Rodés-Cabau and Dagenais call for larger studies as well as improved TMVR systems using a transfemoral approach. Despite their reservations, though, the editorialists are largely positive.
“Although the small number of highly selected patients imposes some caution when interpreting the results, the 100% rate of complete MR resolution (maintained over time), together with the absence of early mortalities invites readers to be optimistic, particularly considering the suboptimal results of previous studies that used off-label, balloon-expandable nondedicated TMVR systems,” they note, adding that “these results open the door to a novel therapeutic option for patients with MAC. We can now anticipate that the transcatheter field may offer a more reliable alternative to open surgery for patients with severe MAC.”
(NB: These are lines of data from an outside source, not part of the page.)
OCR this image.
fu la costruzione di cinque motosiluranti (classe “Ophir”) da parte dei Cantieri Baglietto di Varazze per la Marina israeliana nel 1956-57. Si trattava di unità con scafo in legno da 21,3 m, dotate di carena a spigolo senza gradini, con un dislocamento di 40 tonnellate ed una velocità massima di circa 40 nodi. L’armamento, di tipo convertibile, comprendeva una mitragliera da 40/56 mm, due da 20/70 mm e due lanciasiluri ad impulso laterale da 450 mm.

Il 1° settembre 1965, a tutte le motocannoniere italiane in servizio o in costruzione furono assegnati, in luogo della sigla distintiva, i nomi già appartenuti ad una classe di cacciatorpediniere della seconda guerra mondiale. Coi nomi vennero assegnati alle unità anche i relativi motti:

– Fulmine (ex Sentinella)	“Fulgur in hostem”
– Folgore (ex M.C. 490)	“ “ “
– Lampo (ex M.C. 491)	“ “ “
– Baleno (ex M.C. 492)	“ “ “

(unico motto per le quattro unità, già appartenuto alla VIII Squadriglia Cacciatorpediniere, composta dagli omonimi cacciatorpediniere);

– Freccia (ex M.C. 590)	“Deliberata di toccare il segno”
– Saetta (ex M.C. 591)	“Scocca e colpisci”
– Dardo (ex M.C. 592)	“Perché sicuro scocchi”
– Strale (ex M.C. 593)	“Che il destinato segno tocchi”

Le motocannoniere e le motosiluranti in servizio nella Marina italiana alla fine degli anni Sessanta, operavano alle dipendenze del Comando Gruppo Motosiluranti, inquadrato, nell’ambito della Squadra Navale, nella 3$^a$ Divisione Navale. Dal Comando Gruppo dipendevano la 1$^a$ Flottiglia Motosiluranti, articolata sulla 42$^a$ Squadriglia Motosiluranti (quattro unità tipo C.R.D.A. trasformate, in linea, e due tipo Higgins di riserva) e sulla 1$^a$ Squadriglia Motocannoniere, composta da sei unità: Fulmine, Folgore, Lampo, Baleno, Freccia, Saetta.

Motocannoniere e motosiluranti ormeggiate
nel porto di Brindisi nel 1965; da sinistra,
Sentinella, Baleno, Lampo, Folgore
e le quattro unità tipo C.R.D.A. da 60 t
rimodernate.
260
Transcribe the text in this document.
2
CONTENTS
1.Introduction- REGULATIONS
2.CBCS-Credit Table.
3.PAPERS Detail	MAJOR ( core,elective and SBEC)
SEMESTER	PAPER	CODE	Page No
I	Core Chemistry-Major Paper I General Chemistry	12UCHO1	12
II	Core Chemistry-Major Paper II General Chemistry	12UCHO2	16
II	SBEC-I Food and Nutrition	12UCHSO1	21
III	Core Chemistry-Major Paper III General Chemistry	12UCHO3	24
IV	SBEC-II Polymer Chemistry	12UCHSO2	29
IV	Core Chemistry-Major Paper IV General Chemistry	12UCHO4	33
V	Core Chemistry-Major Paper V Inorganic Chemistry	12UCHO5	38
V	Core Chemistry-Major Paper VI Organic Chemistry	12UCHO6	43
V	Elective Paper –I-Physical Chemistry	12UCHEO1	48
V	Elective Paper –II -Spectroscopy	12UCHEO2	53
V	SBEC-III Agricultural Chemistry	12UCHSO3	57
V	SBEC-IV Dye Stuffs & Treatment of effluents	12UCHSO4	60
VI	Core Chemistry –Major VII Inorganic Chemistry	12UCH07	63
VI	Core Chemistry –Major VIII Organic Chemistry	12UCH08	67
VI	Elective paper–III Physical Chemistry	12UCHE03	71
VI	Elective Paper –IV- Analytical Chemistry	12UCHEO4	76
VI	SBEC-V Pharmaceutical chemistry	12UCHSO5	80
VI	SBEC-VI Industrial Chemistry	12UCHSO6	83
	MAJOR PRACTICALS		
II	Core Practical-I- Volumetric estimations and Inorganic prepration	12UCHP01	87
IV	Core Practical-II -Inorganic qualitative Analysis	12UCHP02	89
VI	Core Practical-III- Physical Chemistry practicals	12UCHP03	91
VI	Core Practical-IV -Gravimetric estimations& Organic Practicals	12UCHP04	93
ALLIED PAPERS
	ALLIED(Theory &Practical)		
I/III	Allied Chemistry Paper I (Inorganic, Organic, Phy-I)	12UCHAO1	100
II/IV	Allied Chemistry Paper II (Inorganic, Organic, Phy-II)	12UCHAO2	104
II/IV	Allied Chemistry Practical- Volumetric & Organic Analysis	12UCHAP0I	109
Photo Credit: Ailawadi G. TENDYNE: Attributes, Challenges, and Clinical Data (SUMMIT). Presented at: TVT 2019. June 14, 2019. Chicago, IL.
Sorajja P, Gössl M, Babaliaros V, et al. Novel transcatheter mitral valve prosthesis for patients with severe mitral annular calcification. J Am Coll Cardiol. 2019;74:1431-1440.
Rodés-Cabau J, Dagenais F. Mitral valve disease with severe mitral annulus calcification: transcatheter therapy may be the solution. J Am Coll Cardiol. 2019;74:1441-1443.
- Sorajja reports having been a consultant and serving on speakers bureaus for Abbott Vascular, Medtronic, Boston Scientific, Edwards Lifesciences, Admedus, and Gore, as well as receiving research support from Abbott Vascular, Medtronic, Boston Scientific, and Edwards Lifesciences.
- Rodés-Cabau reports receiving institutional research grants from Edwards Lifesciences and Medtronic as well as holding the Research Chair “Fondation Famille Jacques Larivière” for the Development of Structural Heart Disease Interventions.
- Dagenais reports no relevant conflicts of interest.